Govt leaves Maori and domestic violence victims stranded
27 May 2015
Govt leaves Maori and domestic
violence victims stranded by Relationship Aotearoa
The Government’s closure of Relationships Aotearoa creates a worrying gap in the provision of specialist counselling services to Maori and domestic violence victims and perpetrators, the Green Party said today.
“By shutting down Relationships Aotearoa, the Government is shutting down years of highly specialised knowledge and experience, which has made a real and positive difference to thousands of New Zealanders,” said Green Party women’s issues spokesperson Jan Logie.
“Relationships Aotearoa was New Zealand’s largest provider of counselling – a national, secular, community-based organisation with a reach into some of our smallest communities that cannot be replicated.
“We share the concerns of RA’s Cary Hayward that the four providers named so far by the Government to take over the work done by Relationships Aotearoa may not have the capacity or experience to give the kind of help that’s needed, particularly among Maori and domestic violence victims and perpetrators.

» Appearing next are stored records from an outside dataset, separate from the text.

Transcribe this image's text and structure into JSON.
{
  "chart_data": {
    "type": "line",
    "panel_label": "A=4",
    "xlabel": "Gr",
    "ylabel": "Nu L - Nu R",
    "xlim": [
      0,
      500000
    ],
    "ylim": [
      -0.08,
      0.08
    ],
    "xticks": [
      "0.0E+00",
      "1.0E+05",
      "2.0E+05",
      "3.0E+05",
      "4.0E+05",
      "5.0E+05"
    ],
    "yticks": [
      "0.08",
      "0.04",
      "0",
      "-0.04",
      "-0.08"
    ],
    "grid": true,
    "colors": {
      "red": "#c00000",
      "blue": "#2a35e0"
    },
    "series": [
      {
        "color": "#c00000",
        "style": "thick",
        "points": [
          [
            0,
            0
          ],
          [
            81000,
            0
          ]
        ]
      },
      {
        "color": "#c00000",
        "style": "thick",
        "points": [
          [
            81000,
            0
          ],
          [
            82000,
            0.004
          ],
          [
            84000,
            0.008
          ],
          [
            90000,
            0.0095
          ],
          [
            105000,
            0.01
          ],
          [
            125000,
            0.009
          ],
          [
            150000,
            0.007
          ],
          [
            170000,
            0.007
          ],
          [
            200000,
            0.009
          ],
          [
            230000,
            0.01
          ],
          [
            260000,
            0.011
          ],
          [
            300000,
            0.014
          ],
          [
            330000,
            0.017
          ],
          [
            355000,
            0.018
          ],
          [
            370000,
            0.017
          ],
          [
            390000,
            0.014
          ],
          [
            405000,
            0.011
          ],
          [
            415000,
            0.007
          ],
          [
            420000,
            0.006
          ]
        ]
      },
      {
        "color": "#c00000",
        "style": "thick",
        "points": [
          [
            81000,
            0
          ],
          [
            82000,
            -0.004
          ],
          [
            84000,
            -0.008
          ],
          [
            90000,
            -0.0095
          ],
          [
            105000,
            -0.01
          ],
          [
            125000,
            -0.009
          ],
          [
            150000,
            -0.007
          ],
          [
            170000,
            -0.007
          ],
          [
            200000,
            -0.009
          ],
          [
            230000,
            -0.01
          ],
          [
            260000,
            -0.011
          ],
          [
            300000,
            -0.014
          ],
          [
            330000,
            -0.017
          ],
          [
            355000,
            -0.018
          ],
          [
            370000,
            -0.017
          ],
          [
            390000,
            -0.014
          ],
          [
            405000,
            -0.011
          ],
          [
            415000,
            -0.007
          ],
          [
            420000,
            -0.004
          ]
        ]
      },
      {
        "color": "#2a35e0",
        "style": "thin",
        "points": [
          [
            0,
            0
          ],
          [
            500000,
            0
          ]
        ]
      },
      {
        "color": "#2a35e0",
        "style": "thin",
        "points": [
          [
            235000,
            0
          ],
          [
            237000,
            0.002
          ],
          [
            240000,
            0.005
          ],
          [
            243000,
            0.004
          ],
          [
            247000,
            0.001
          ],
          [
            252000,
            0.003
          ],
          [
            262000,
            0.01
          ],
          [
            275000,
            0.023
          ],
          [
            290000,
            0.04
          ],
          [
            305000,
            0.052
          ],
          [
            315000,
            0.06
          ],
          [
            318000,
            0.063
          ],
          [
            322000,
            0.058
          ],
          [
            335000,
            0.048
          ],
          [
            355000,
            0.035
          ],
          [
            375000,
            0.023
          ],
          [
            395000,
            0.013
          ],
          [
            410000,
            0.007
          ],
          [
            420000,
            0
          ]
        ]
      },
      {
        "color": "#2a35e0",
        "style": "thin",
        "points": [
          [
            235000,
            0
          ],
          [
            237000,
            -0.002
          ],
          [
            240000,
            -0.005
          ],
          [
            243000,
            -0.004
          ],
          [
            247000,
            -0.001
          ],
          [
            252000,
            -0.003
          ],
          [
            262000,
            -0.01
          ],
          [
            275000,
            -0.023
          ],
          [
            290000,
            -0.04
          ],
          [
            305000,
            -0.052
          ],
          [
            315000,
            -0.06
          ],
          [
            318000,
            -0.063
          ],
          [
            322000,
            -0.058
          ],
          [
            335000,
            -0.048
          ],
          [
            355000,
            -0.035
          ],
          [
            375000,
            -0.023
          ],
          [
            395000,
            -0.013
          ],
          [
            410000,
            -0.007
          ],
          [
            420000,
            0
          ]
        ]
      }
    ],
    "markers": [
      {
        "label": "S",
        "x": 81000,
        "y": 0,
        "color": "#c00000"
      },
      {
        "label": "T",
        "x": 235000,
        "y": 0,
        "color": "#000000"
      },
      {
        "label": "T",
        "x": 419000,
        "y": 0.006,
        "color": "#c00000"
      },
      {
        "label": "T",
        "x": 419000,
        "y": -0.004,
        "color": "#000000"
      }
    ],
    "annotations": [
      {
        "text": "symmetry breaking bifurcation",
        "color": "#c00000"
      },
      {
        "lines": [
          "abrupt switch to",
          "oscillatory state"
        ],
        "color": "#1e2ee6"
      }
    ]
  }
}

“Relationships Aotearoa provided a Maori for Maori service, to assist Maori in a culturally sensitive way; it’s thought that none of the new providers will be able to do this.
“It’s also concerning that the named providers do not appear to have a lot of experience dealing with domestic violence – one of the core services provided by Relationships Aotearoa.

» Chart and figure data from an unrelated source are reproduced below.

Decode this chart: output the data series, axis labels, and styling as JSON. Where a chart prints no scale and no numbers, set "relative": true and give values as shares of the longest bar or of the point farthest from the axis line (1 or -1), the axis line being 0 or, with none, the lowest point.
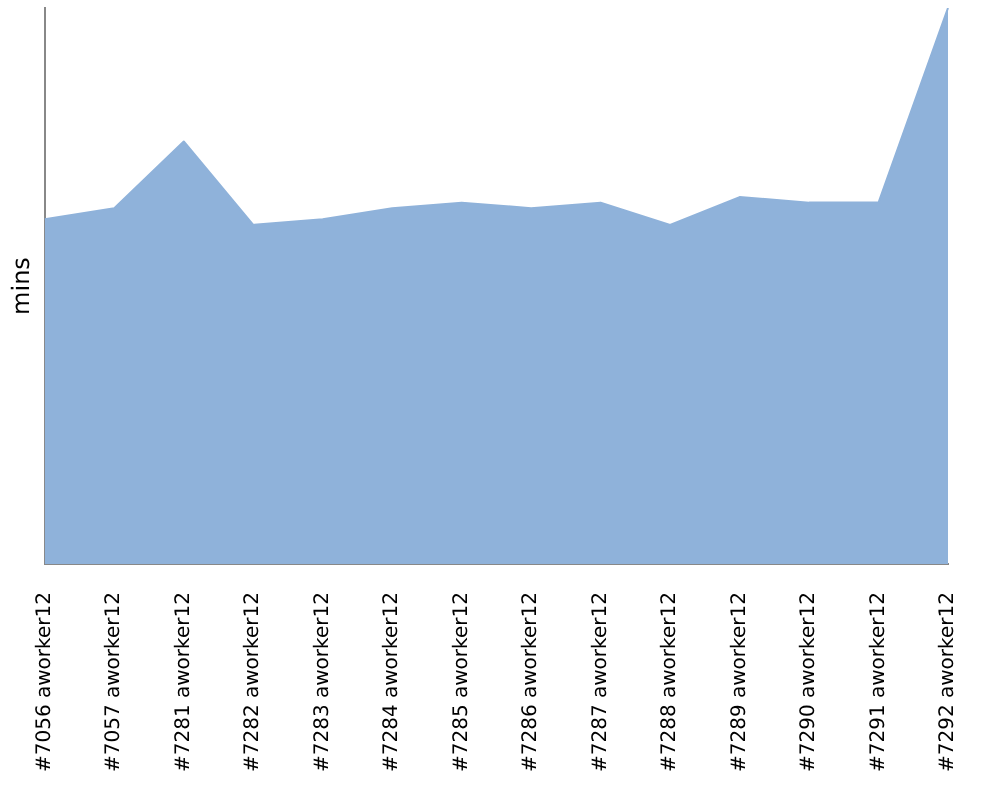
{
  "chart_data": {
    "type": "area",
    "ylabel": "mins",
    "relative": true,
    "grid": false,
    "legend": false,
    "categories": [
      "#7056 aworker12",
      "#7057 aworker12",
      "#7281 aworker12",
      "#7282 aworker12",
      "#7283 aworker12",
      "#7284 aworker12",
      "#7285 aworker12",
      "#7286 aworker12",
      "#7287 aworker12",
      "#7288 aworker12",
      "#7289 aworker12",
      "#7290 aworker12",
      "#7291 aworker12",
      "#7292 aworker12"
    ],
    "series": [
      {
        "color": "#8fb2da",
        "values": [
          0.62,
          0.64,
          0.76,
          0.61,
          0.62,
          0.64,
          0.65,
          0.64,
          0.65,
          0.61,
          0.66,
          0.65,
          0.65,
          1
        ]
      }
    ]
  }
}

“We all know domestic violence is a huge problem in New Zealand.
“The Government knows it too, and yet it’s hell-bent on shutting down an organisation that dedicated a lot of time and resource towards addressing it.
“Relationships Aotearoa was doing good work towards assisting families caught up in the domestic abuse cycle – I’d like to know which of the four named new providers will be able to match that work and then build on it.

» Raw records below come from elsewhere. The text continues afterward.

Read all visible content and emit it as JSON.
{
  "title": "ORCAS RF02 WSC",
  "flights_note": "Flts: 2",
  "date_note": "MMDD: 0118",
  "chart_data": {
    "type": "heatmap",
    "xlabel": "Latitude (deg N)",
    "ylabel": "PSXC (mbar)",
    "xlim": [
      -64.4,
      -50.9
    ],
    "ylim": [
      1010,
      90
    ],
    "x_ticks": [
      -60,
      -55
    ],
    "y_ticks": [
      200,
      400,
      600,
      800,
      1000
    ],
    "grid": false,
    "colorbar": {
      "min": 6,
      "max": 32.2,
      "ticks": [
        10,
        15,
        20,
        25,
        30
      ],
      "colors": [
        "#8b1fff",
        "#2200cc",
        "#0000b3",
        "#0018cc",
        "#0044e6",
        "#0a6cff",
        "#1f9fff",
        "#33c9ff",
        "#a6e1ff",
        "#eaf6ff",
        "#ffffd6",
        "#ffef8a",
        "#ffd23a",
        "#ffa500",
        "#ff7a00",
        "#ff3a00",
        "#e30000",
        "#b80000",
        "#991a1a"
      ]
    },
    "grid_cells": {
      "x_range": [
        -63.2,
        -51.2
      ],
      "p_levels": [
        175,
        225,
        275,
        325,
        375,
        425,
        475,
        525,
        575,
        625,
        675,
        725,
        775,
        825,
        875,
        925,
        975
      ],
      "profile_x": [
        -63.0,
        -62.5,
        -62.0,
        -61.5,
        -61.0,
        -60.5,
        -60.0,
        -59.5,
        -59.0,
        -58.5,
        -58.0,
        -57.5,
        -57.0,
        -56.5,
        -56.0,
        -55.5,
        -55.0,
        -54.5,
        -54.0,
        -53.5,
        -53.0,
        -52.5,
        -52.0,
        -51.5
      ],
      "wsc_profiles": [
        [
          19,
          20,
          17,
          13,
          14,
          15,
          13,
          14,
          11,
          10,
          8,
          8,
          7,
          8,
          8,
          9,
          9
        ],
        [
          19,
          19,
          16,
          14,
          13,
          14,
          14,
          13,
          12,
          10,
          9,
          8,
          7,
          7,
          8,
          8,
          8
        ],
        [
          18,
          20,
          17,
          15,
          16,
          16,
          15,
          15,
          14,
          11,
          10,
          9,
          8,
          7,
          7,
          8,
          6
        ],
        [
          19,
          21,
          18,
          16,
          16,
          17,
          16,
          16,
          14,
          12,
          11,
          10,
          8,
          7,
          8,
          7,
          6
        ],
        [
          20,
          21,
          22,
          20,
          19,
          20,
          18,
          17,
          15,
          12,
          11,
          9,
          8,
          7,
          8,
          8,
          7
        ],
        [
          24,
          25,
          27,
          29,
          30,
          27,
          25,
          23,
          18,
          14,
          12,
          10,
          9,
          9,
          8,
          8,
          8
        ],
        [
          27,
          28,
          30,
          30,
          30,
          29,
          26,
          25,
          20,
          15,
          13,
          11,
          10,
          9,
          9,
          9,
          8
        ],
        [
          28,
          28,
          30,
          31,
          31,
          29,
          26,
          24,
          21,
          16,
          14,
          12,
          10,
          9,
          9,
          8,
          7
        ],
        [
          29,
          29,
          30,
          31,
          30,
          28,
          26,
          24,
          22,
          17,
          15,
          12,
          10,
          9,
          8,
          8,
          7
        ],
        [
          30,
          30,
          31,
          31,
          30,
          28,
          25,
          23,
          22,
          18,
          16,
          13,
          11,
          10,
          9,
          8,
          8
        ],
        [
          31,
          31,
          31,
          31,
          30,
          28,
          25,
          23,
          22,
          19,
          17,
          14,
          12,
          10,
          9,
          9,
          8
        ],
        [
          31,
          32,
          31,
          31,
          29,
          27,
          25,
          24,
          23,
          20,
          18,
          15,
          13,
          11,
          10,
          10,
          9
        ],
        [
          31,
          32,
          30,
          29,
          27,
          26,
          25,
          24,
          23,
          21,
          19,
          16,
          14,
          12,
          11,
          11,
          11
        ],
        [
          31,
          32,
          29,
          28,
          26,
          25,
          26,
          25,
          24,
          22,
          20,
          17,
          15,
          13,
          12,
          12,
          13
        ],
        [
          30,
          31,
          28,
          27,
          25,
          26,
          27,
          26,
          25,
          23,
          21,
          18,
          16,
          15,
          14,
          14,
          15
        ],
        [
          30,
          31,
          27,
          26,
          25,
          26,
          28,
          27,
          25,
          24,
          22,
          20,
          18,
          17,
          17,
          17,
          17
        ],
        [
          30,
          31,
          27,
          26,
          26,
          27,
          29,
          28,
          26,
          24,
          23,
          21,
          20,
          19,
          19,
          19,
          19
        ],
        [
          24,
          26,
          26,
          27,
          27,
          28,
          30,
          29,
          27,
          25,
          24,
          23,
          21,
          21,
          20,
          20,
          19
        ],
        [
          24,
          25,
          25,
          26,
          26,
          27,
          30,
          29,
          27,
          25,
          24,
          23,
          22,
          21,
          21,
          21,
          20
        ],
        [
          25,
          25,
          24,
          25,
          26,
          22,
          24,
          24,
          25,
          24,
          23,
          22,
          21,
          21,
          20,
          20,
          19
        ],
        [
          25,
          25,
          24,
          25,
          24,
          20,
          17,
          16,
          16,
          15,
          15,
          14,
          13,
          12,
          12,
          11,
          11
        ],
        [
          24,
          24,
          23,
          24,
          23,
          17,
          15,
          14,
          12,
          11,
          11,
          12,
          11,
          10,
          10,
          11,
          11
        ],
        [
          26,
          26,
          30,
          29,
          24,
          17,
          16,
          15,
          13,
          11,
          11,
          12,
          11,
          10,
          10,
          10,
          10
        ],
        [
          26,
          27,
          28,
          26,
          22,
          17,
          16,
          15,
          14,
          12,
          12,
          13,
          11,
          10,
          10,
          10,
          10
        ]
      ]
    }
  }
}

“If we are to reduce domestic violence and protect women and children we need a full range of services, including intensive therapeutic intervention – something Relationships Aotearoa specialised in and which the new agencies don’t.
“It’s also worth remembering that Lifeline, one of the named new providers, will most likely be undergoing its own restructuring later this year because of Government cuts, with redundancies a possibility.
“This is a Government focused on the short-term bottom line, which puts many of our trusted social services at risk.
“Unfortunately, the closure of Relationships Aotearoa will affect some of our most vulnerable people,” said Ms Logie.